I gave the spirea a fighting chance. For five summers, I waited for the three shrubs to fill out with dense dark green foliage and prolific displays of flowers as promised by the nursery tag description. But every year, after producing a smattering of pathetic white flowers in June, the foliage is sparse and spindly and the plants look downright sickly for the rest of the season. And even when I've fertilized them.

Every year, I make a mental note to dig up the scraggly shrubs and fill that precious sunny spot with something beautiful. But it never happens.

This weekend, I'm finally hitting the garden centers on a search for a spirea replacement: weigela. Ever since I planted a bed of diminutive "Minuet" weigelas by my front entry many years ago, I've been a big fan of the trumpet-shaped deep pink flowers, nice shape and rich purplish foliage.

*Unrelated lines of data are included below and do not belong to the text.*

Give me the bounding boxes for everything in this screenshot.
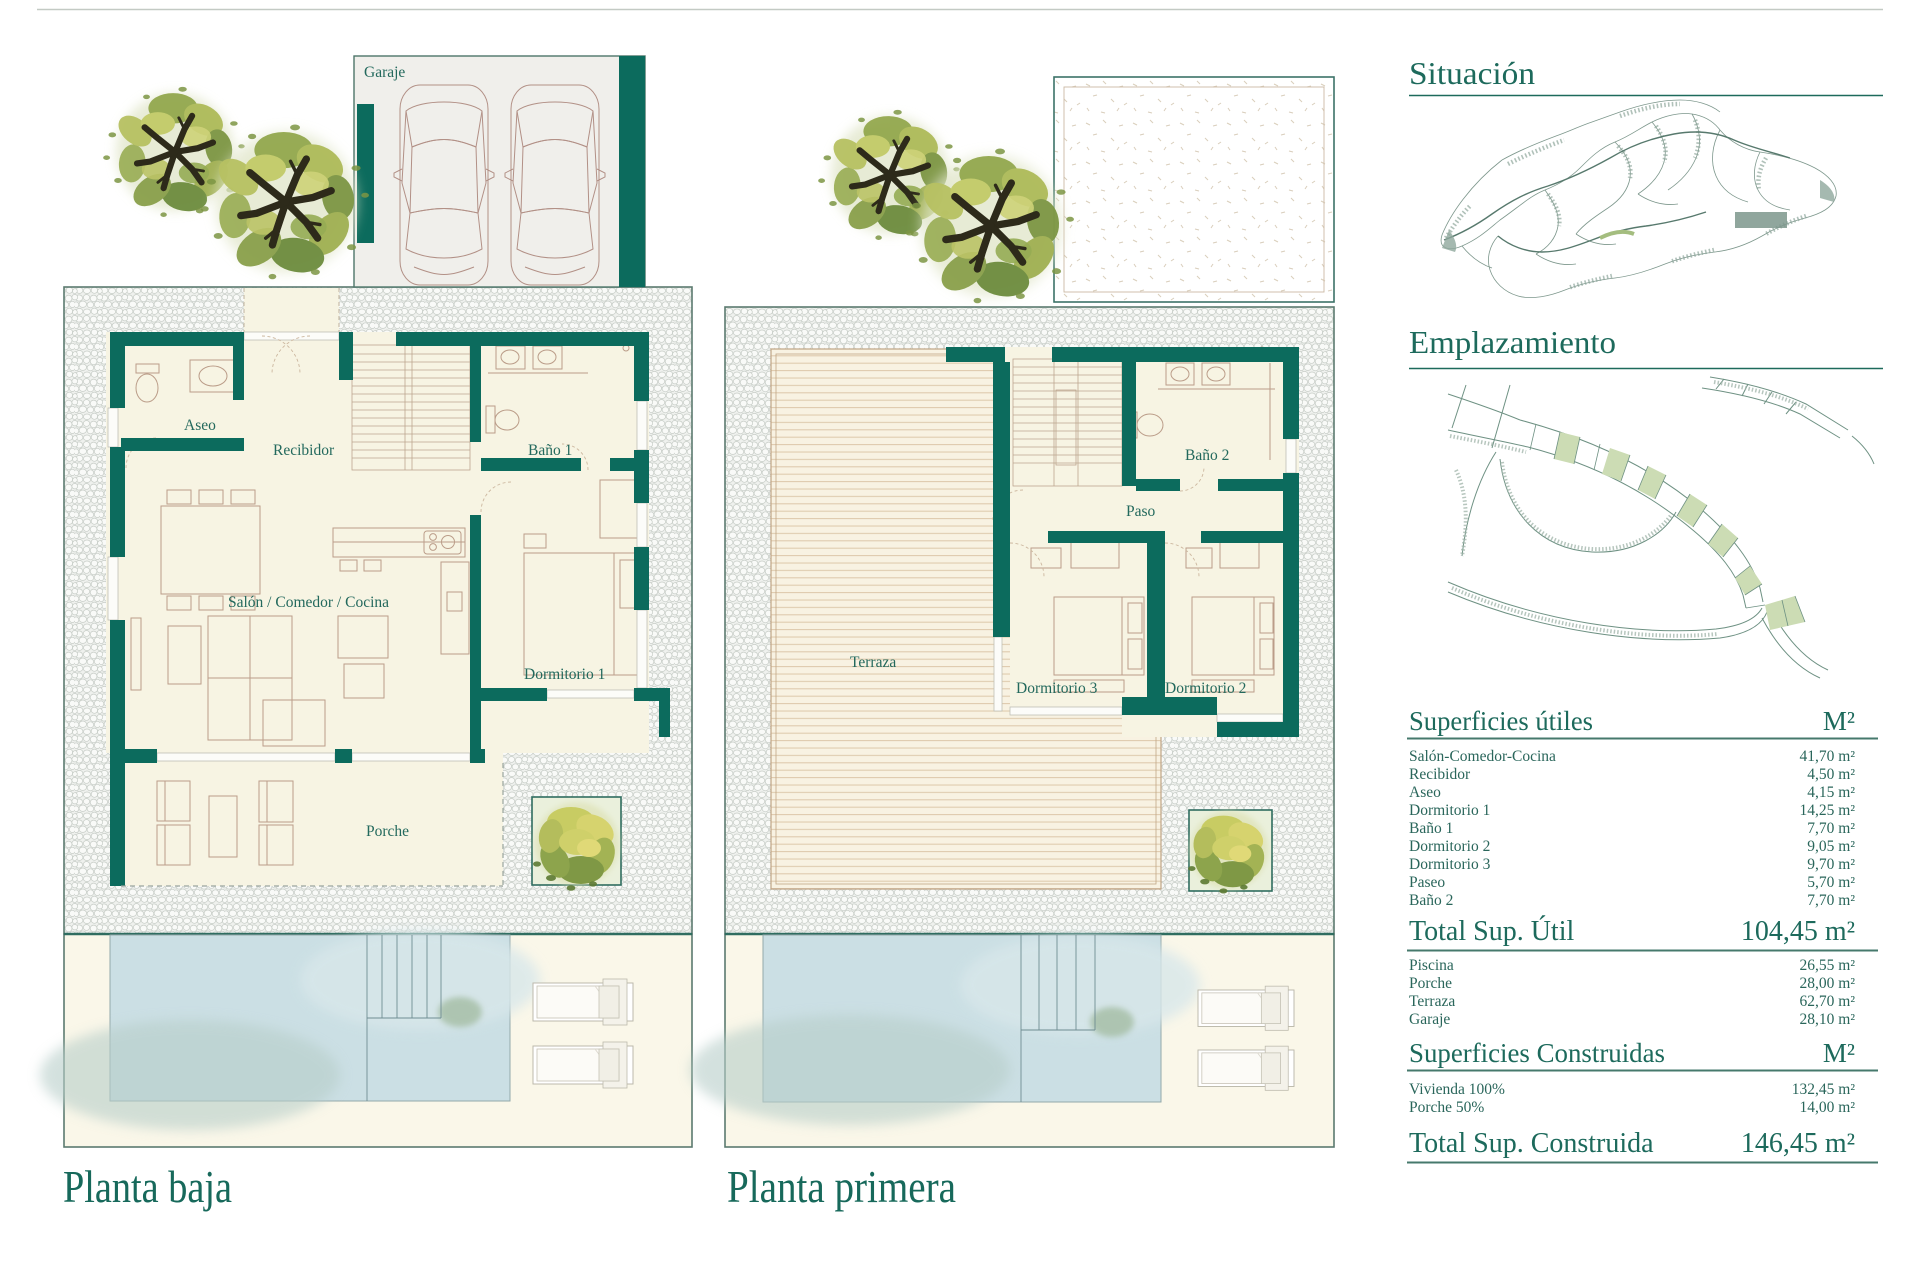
svg-text:Situación: Situación <box>1409 55 1535 91</box>
svg-text:9,05 m²: 9,05 m² <box>1807 838 1855 855</box>
svg-text:28,10 m²: 28,10 m² <box>1800 1011 1856 1028</box>
svg-text:Total Sup. Útil: Total Sup. Útil <box>1409 916 1574 947</box>
svg-text:Piscina: Piscina <box>1409 957 1454 974</box>
svg-text:Recibidor: Recibidor <box>273 442 335 459</box>
svg-text:Terraza: Terraza <box>850 654 896 671</box>
svg-text:Baño 2: Baño 2 <box>1409 892 1453 909</box>
svg-text:Salón-Comedor-Cocina: Salón-Comedor-Cocina <box>1409 748 1556 765</box>
svg-text:Paseo: Paseo <box>1409 874 1445 891</box>
svg-text:Porche: Porche <box>1409 975 1452 992</box>
svg-text:14,25 m²: 14,25 m² <box>1800 802 1856 819</box>
svg-text:Baño 2: Baño 2 <box>1185 447 1229 464</box>
svg-text:41,70 m²: 41,70 m² <box>1800 748 1856 765</box>
svg-text:Emplazamiento: Emplazamiento <box>1409 324 1616 360</box>
svg-text:Total Sup. Construida: Total Sup. Construida <box>1409 1128 1654 1159</box>
svg-text:62,70 m²: 62,70 m² <box>1800 993 1856 1010</box>
svg-text:Salón / Comedor / Cocina: Salón / Comedor / Cocina <box>228 594 389 611</box>
svg-text:9,70 m²: 9,70 m² <box>1807 856 1855 873</box>
svg-text:Baño 1: Baño 1 <box>528 442 572 459</box>
svg-text:28,00 m²: 28,00 m² <box>1800 975 1856 992</box>
svg-text:Superficies Construidas: Superficies Construidas <box>1409 1038 1665 1068</box>
svg-text:Garaje: Garaje <box>1409 1011 1450 1028</box>
svg-text:132,45 m²: 132,45 m² <box>1792 1081 1856 1098</box>
svg-text:7,70 m²: 7,70 m² <box>1807 892 1855 909</box>
svg-text:Terraza: Terraza <box>1409 993 1455 1010</box>
svg-text:Porche 50%: Porche 50% <box>1409 1099 1484 1116</box>
svg-text:7,70 m²: 7,70 m² <box>1807 820 1855 837</box>
svg-text:Dormitorio 3: Dormitorio 3 <box>1409 856 1491 873</box>
svg-text:Planta baja: Planta baja <box>63 1161 232 1212</box>
svg-text:4,50 m²: 4,50 m² <box>1807 766 1855 783</box>
svg-text:Dormitorio 2: Dormitorio 2 <box>1409 838 1490 855</box>
svg-text:M²: M² <box>1823 1038 1855 1068</box>
svg-text:Aseo: Aseo <box>184 417 216 434</box>
svg-text:4,15 m²: 4,15 m² <box>1807 784 1855 801</box>
svg-text:Dormitorio 1: Dormitorio 1 <box>1409 802 1490 819</box>
svg-text:5,70 m²: 5,70 m² <box>1807 874 1855 891</box>
svg-text:M²: M² <box>1823 706 1855 736</box>
svg-text:Superficies útiles: Superficies útiles <box>1409 706 1593 736</box>
svg-text:104,45 m²: 104,45 m² <box>1741 916 1855 947</box>
svg-text:Garaje: Garaje <box>364 64 405 81</box>
svg-text:146,45 m²: 146,45 m² <box>1741 1128 1855 1159</box>
svg-text:Aseo: Aseo <box>1409 784 1441 801</box>
svg-text:Recibidor: Recibidor <box>1409 766 1471 783</box>
svg-text:Vivienda 100%: Vivienda 100% <box>1409 1081 1505 1098</box>
svg-text:Baño 1: Baño 1 <box>1409 820 1453 837</box>
svg-text:Dormitorio 2: Dormitorio 2 <box>1165 680 1246 697</box>
svg-text:Dormitorio 1: Dormitorio 1 <box>524 666 605 683</box>
svg-text:26,55 m²: 26,55 m² <box>1800 957 1856 974</box>
svg-text:Porche: Porche <box>366 823 409 840</box>
svg-text:14,00 m²: 14,00 m² <box>1800 1099 1856 1116</box>
svg-text:Dormitorio 3: Dormitorio 3 <box>1016 680 1098 697</box>
svg-text:Paso: Paso <box>1126 503 1156 520</box>
svg-text:Planta primera: Planta primera <box>727 1161 956 1212</box>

For my new trio of shrubs, I'm looking for plants that produce pretty flowers in spring or rebloom several times a summer. And I have to choose a variety that won't grow taller than 4 to 5 feet - so the mature plants won't block the lower level windows.

Decisions, decisions. Should I go with something from the Wine Series, such as 'Wine & Roses', which boasts rosy-pink spring flowers mingled with dark burgundy foliage- and reblooms in the summer? Or try 'Ghost' with its dark reddish-pink flowers against ghostly iridescent buttercream foliage? I'll bring my list of favorite weigelas to the garden centers and hope they will have plenty of stock to look over.

Are you replacing under-performing shrubs? What are some of your favorite flowering varieties?